総会の冒頭、大戸屋ホールディングスの窪田健一社長は、1500人近い株主の前で、涙で声をうわずらせながら、こう訴えた。
「私は尊敬する三森久実前会長のようなカリスマ性のある経営者ではありません。だからこそ、風通しのよい企業風土を作り、新たな経営体制で、大戸屋の経営理念の実現に向け邁進していきたいと思います。(略)それこそが、志半ばにして亡くなった、前会長への最大の恩返しであると考えております」
役員人事をめぐる両者の溝
6月23日、大戸屋は東京都内のホテルで定時株主総会を開催した。会社側からは第1号議案として、取締役11名選任の件、第2号議案として監査役2名選任の件が議案として提示されている。

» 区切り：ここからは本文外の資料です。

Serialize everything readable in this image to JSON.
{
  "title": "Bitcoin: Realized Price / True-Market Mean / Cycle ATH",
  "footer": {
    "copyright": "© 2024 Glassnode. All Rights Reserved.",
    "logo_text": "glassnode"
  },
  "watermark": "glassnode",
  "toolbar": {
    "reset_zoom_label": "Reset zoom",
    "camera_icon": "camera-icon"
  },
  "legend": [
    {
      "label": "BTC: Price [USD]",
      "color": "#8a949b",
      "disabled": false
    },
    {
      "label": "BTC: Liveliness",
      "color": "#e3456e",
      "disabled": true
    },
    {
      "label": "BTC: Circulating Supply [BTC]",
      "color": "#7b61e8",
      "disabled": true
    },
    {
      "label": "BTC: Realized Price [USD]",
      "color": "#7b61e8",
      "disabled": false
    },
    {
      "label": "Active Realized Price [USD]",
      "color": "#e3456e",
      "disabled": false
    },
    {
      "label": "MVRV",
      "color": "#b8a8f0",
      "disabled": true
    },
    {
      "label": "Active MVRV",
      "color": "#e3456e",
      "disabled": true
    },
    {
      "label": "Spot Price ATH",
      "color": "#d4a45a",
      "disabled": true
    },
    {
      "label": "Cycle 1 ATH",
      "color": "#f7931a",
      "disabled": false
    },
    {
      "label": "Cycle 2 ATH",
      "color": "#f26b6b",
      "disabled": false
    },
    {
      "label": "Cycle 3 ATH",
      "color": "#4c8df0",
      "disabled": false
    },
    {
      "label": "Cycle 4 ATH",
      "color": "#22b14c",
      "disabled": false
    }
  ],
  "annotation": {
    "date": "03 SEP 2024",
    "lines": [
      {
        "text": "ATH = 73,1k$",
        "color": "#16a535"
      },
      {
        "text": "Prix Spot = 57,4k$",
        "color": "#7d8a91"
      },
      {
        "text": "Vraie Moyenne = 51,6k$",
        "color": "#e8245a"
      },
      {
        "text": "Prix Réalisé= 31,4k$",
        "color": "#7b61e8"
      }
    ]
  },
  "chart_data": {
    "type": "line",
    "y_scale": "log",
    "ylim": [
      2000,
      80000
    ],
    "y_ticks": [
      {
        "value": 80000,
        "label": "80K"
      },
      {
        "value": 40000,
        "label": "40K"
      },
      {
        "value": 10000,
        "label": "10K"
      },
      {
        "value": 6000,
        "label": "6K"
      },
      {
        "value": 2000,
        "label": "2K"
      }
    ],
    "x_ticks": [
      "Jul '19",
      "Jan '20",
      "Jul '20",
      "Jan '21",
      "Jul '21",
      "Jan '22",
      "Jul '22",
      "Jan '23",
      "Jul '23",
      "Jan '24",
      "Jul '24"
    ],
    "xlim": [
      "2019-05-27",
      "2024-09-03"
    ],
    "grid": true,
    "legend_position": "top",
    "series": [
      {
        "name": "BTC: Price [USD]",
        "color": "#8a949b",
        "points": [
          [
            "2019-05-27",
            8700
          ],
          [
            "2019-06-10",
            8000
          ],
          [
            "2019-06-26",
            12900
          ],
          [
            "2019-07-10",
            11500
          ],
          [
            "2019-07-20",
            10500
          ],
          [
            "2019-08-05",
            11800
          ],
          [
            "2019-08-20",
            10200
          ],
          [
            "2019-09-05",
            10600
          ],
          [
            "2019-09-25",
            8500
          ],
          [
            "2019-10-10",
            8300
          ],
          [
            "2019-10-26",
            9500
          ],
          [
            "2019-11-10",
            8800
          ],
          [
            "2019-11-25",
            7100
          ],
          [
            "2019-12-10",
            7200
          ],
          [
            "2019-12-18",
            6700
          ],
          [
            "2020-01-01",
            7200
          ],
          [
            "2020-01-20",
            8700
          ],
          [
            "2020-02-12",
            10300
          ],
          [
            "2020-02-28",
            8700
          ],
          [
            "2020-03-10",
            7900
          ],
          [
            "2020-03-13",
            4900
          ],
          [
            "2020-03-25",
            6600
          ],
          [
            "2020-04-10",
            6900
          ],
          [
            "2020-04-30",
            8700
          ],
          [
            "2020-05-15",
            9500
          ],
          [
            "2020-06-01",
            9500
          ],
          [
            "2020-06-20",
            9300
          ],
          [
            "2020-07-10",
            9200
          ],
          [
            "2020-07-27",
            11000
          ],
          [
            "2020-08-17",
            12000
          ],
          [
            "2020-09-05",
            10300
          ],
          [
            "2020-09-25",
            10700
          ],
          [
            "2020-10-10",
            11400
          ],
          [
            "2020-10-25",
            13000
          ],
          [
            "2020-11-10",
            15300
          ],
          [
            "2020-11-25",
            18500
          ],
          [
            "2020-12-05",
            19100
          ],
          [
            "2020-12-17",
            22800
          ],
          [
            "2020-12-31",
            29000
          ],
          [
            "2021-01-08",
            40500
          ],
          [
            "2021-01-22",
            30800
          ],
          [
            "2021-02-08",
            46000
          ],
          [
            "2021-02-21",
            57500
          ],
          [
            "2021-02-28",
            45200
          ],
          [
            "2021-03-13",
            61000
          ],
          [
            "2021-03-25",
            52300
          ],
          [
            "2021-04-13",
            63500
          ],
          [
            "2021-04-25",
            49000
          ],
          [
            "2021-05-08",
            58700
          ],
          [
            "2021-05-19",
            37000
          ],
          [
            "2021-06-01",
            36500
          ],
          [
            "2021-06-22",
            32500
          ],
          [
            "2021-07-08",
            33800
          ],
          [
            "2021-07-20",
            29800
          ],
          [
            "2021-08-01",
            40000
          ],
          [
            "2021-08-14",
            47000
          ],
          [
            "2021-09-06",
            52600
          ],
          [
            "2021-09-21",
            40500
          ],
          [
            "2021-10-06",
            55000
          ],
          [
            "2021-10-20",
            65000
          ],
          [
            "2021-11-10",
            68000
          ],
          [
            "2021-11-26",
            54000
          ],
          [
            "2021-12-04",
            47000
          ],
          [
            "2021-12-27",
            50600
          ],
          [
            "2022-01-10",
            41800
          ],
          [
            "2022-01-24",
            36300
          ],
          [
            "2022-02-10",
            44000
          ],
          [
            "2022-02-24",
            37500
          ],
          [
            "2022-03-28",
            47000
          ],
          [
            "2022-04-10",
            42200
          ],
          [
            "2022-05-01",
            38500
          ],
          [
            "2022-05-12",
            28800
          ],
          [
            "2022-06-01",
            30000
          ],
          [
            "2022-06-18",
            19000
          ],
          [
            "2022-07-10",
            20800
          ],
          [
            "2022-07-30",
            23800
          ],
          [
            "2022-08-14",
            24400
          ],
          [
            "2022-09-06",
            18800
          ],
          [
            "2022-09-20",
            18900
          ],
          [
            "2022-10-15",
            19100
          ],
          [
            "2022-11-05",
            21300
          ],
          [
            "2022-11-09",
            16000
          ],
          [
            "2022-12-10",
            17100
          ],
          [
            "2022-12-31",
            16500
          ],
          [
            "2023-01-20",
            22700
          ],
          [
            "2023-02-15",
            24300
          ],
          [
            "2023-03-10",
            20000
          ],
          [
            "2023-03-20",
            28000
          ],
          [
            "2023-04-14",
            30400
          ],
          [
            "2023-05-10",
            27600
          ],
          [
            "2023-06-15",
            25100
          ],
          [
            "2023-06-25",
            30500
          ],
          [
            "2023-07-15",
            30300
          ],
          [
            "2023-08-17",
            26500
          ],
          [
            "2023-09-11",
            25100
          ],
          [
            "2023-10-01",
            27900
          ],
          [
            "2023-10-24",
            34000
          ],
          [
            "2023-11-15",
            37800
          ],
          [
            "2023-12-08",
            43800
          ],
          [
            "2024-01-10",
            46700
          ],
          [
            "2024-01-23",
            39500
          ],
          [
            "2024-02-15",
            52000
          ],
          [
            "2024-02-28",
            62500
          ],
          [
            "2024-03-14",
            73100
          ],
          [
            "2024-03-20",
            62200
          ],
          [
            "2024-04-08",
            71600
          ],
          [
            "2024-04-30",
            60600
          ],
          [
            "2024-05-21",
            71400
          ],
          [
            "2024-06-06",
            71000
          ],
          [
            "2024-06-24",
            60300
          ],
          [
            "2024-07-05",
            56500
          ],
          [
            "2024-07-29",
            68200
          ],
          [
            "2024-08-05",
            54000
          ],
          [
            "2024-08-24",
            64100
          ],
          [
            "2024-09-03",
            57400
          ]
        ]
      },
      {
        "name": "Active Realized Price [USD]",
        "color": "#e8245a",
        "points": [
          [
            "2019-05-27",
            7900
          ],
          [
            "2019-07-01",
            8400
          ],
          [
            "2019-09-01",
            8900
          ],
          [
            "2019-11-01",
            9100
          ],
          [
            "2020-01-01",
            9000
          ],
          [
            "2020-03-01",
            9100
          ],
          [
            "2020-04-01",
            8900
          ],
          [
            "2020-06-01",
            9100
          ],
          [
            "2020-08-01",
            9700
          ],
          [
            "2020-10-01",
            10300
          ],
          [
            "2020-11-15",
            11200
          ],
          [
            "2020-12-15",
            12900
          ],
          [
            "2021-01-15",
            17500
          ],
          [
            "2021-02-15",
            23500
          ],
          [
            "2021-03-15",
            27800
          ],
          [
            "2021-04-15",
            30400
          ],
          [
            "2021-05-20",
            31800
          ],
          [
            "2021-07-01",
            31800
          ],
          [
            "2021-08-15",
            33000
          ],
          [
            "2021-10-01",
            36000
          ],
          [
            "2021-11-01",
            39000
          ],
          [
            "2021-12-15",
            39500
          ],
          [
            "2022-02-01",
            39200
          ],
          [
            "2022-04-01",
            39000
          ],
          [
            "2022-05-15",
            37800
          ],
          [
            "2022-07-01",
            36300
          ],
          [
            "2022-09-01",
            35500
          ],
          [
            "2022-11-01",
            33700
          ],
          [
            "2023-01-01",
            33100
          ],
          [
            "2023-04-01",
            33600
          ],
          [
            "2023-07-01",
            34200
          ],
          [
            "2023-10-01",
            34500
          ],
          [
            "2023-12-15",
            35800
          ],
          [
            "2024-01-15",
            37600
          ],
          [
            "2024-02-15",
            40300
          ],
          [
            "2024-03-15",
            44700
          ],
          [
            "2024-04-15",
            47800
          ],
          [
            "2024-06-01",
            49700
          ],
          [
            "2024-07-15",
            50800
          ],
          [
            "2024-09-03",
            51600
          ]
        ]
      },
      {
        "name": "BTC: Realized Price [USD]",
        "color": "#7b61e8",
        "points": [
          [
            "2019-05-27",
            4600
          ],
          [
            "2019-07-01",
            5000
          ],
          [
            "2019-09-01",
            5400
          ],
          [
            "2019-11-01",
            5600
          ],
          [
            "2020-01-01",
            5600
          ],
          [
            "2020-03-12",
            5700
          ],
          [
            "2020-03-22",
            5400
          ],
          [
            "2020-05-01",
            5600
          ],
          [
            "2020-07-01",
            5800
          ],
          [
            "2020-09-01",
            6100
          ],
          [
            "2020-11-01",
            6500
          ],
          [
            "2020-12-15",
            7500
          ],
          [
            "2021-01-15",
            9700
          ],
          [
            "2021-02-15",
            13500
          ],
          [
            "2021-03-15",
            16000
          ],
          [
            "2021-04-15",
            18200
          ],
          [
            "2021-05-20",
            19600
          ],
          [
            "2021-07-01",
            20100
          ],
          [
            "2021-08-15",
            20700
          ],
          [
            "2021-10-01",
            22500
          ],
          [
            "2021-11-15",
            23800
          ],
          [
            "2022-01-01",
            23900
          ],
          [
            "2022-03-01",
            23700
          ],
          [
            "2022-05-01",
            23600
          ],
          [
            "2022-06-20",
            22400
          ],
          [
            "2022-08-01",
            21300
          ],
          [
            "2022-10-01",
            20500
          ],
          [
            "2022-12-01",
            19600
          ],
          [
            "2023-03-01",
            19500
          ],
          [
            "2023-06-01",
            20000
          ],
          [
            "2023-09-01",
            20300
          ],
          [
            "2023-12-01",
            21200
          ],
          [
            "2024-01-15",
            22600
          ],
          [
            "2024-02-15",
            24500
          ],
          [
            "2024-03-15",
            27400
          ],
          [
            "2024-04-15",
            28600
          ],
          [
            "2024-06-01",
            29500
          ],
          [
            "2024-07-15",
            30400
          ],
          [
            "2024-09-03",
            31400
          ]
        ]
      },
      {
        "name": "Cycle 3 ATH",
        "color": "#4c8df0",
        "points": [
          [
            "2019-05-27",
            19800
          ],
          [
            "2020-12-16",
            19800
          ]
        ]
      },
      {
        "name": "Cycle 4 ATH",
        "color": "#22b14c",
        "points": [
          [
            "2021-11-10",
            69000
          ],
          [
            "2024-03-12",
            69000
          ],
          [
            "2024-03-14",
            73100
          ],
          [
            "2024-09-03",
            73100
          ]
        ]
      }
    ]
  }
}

定食屋「大戸屋ごはん処」を国内に340店ほどを展開する大戸屋がにわかに話題を集めたのは、5月中旬のこと。会社側が発表した役員人事案に、創業家が反対の意向を示したことにさかのぼる。
事態の経緯はこうだ。2015年7月、実質的な創業者だった会長の三森久実氏が57歳で急逝した。久実氏は18.79%の株式を保有したまま亡くなったが、妻が13.15%を、息子の智仁氏が5.64%を、今年3月にそれぞれ相続している。
久実氏は亡くなる直前の2015年6月に、智仁氏(当時26歳)を常務取締役に任命している。ただ、智仁氏は2013年に大戸屋へ入社したばかりで、目立った実績があるわけではない。ある関係者は「久実氏は智仁氏をいつか自分の後継者にという思いがあったようだ」と語る。